Your wardrobe goes way beyond just sneakers, as your style is super unique! Where do you get your inspiration from for such fabulous outfits?
Wow, thank you for the kind compliment, appreciate that! My inspiration, I don't know! I'm just a dude that's into football and hip-hop, at the end of the day I think those sort of things inform my look, and the brands that I associate to as well I guess. That's probably the best way to look at it. I just channel those. That's where street style comes from, it comes from street sports, from football, basketball, skating... and that's why it channels that. Along with the soundtrack of hip-hop. Although I also used to skate to heavy metal, and grunge and hardcore, a real mix of stuff. Jazz. All sorts! I guess I channel those elements into what I'm doing. Hopefully, it will continue like that. I'll 'age disgracefully'.
It seems like you have an amazing, established & colourful career - could you tell us an achievement or project that you're most proud of?
Wow! I'm really humbled. It's been a crazy few years, from releasing records to doing charity stuff. I think the proudest I can be of one significant thing (I mean I've done loads of events) I think maybe it was the 'SpAIR Max Day' we did in 2018. Basically, what we did, I just threw it out to the community, can you give me all the shoes that you don't wear in your closet, we're gonna clean them up, and with the help of Jason Markk we cleaned up hundreds of shoes. Then we gave them to Solly at the Brixton soup kitchen to distribute to those who were less fortunate. It was an antithesis to what Nike do with Air Max day, ours was SpAIR Max day. So all your Spare Airs, SpAIRS! We had so many people come through and donate, we were so appreciative of their generosity, and the time everybody gave up to make it happen, even everyone at the soup kitchen as well. Hopefully, we've helped quite a few people around Brixton and surrounding areas, they were distributed wherever Solly saw fit, so people have acquired some steezy footwear! We cleaned them all up, it was pretty dope. Somebody I wanted to mention who helped us out, came to help clean the sneakers was a guy called Casper Fox, he was a great guy, he created a community called the Real Sole Family, he welcomed everyone in, he was just a top boy, but sadly he passed away last year, but without his help, we wouldn't have had as many shoes, and he gave up his time to do that. So yeah, SpAIR Max day has to be the best thing. The whole thing was about sustainability as well, because if people have got all these shoes in their closets, and they're not wearing them etc. there are people out there who can and will be able to wear them, then we should be putting them where they can be worn. Trying to utilize our platform in the right way. We hit the sustainable angle and the people who are less well off. We're making sure that these shoes don't end up in landfills, y' know?

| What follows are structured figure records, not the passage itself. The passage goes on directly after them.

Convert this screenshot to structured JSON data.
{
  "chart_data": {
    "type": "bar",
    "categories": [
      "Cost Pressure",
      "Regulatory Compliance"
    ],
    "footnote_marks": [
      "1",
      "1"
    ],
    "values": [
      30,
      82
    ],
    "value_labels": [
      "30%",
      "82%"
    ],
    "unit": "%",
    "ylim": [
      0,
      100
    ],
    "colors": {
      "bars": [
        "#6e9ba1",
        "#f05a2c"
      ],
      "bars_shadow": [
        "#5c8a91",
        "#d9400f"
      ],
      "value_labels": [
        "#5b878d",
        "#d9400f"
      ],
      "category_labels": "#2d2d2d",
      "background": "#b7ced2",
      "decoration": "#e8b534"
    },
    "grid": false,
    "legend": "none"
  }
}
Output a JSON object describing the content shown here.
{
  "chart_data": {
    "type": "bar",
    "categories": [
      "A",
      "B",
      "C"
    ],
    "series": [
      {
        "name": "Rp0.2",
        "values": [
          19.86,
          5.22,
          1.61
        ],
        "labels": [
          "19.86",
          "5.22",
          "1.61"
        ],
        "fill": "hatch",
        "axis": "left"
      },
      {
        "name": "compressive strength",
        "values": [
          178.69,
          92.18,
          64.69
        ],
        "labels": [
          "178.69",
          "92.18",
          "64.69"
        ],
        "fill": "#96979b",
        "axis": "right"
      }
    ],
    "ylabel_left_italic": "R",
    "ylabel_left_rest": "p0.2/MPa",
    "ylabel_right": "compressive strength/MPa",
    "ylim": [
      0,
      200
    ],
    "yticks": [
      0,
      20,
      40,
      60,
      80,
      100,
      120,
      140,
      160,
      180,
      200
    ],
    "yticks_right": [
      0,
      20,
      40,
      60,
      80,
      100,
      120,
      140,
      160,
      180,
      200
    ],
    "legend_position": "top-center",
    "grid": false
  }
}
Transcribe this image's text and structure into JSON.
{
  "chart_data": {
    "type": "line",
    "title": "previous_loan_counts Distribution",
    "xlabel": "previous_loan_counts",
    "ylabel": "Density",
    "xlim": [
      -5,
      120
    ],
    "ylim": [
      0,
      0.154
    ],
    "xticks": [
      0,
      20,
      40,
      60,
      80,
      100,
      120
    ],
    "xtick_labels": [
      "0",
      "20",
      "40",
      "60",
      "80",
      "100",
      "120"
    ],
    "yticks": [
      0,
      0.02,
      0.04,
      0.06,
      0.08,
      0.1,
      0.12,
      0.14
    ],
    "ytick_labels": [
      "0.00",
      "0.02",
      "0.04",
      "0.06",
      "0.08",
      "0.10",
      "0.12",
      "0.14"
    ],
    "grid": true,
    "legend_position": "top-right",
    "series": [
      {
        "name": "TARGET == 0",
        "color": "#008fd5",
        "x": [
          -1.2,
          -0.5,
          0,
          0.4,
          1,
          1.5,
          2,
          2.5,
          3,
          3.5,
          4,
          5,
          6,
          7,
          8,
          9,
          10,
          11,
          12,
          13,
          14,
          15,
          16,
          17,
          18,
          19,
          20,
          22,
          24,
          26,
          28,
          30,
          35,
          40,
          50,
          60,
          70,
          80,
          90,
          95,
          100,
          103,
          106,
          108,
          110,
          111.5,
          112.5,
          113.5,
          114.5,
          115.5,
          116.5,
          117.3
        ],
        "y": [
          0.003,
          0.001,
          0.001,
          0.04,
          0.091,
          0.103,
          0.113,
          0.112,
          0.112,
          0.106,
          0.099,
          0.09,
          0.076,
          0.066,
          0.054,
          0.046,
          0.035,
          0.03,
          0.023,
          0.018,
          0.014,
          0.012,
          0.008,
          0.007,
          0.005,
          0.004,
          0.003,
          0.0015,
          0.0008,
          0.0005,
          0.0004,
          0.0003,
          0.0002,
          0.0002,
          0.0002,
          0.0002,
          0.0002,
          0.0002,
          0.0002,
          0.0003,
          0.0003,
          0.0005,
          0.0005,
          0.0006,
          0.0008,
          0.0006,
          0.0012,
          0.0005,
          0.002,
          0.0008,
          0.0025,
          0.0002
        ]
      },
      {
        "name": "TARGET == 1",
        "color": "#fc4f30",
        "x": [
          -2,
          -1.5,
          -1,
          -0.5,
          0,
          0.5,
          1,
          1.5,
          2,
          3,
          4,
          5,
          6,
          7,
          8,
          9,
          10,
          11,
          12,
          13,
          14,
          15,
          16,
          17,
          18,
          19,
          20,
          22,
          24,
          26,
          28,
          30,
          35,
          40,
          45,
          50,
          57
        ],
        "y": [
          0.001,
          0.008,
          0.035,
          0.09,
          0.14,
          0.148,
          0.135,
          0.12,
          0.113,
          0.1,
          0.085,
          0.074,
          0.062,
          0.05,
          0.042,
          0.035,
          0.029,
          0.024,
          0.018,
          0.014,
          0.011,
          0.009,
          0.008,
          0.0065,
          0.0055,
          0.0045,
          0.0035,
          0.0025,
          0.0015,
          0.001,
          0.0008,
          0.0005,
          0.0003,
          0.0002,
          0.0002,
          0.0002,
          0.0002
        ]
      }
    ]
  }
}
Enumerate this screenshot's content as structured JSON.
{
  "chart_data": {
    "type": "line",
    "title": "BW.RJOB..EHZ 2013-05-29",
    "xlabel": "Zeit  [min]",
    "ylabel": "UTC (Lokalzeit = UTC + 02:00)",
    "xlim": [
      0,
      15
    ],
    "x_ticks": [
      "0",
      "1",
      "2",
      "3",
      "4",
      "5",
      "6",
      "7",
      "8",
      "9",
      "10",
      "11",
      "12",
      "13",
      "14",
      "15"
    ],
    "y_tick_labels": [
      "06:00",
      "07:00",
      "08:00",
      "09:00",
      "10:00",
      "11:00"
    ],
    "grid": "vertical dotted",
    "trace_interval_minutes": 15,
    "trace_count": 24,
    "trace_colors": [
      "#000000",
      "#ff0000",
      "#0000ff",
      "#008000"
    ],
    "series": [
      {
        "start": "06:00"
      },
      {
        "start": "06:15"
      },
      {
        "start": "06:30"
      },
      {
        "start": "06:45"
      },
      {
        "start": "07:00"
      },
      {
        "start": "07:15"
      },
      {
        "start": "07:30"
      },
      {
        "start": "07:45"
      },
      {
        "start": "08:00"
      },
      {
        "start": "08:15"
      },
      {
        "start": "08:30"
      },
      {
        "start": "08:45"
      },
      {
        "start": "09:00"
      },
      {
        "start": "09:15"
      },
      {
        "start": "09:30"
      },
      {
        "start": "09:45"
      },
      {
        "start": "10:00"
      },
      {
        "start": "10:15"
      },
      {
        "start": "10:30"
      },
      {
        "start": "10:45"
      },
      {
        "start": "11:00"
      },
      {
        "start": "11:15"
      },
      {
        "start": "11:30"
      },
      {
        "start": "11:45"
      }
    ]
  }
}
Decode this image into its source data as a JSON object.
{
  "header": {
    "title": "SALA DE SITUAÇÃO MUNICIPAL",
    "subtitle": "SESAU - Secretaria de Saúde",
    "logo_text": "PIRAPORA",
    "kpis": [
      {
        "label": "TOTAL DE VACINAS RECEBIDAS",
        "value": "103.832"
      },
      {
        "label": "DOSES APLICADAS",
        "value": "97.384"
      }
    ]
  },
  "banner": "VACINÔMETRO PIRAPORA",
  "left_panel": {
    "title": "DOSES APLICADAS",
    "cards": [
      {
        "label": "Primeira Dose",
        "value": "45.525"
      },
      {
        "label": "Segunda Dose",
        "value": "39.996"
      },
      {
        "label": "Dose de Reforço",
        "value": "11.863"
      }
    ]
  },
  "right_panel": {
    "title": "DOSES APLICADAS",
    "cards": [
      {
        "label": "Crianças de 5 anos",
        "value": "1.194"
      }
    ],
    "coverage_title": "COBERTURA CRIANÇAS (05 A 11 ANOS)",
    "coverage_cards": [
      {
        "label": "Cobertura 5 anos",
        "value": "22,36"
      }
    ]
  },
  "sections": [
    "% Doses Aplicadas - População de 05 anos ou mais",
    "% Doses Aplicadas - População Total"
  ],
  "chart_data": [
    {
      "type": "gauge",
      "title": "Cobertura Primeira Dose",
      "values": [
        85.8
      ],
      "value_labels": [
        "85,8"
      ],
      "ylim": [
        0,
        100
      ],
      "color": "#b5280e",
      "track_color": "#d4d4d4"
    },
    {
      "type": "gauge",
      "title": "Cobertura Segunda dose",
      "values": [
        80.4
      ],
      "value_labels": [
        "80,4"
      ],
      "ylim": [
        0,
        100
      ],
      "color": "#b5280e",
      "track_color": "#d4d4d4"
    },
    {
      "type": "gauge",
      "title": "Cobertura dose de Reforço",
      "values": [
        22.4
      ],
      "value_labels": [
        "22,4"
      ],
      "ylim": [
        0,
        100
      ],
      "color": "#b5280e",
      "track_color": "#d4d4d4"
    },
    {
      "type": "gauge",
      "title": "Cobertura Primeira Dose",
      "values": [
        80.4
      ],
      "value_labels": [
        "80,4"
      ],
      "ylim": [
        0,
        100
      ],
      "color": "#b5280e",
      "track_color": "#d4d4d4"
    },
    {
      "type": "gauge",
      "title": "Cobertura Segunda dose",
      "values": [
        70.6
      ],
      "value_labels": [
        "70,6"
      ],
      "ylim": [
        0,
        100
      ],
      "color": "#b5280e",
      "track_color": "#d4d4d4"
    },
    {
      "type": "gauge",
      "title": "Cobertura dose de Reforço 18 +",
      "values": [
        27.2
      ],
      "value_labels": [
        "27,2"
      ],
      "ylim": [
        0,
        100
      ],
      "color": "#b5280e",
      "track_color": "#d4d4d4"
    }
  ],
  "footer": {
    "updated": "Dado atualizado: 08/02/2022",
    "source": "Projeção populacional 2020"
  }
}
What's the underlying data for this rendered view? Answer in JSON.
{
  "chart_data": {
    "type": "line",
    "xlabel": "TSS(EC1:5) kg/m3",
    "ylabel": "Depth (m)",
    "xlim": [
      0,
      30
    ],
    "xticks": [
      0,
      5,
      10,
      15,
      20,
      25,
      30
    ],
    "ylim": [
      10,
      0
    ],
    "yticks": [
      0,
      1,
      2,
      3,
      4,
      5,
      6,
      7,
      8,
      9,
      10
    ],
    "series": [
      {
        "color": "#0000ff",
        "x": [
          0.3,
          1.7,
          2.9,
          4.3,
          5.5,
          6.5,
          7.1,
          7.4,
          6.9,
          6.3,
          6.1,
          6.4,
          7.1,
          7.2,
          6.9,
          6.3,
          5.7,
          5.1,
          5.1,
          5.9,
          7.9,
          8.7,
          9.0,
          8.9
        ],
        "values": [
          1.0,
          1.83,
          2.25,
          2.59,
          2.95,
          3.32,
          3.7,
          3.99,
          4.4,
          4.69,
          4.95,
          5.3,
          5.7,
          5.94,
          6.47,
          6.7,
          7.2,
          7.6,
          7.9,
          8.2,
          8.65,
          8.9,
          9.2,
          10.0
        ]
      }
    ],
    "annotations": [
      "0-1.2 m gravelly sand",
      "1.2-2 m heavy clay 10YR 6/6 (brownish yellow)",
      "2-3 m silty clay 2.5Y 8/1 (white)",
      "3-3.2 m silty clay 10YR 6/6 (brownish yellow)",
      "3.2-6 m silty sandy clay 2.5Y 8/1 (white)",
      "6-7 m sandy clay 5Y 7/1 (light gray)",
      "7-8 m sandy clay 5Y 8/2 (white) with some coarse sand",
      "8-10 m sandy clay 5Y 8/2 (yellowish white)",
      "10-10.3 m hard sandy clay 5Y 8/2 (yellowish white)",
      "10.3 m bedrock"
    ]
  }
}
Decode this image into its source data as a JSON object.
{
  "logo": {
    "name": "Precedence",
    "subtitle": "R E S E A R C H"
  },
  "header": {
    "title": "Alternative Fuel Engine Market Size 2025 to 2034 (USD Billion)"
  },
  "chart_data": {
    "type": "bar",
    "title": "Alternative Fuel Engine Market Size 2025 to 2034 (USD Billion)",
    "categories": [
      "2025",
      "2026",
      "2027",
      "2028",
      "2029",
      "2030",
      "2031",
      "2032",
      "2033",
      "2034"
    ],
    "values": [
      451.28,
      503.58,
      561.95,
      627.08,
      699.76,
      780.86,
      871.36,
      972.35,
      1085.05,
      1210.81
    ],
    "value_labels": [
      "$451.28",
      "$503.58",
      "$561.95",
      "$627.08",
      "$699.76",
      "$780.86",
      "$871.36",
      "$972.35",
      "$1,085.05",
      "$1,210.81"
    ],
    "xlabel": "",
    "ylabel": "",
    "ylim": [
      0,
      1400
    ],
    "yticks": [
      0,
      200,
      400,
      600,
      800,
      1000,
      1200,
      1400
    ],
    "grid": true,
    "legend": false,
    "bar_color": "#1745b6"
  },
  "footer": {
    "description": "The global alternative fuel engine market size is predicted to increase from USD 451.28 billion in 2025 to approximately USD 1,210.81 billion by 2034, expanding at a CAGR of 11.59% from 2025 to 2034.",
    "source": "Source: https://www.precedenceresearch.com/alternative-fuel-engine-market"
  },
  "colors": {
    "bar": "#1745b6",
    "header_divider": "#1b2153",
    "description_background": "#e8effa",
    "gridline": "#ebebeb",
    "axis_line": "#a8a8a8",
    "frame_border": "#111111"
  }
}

I think it's like 157,000 tonnes of footwear ends up in landfill in the UK alone every year, it's a colossal amount, so let's get them on peoples feet and not end up buried harming the environment.
Speaking from experience, if you could give any advice right now to people in the sneaker game, what would it be?
If I could give any advice to anyone in the industry... Pay me and then I'll tell you!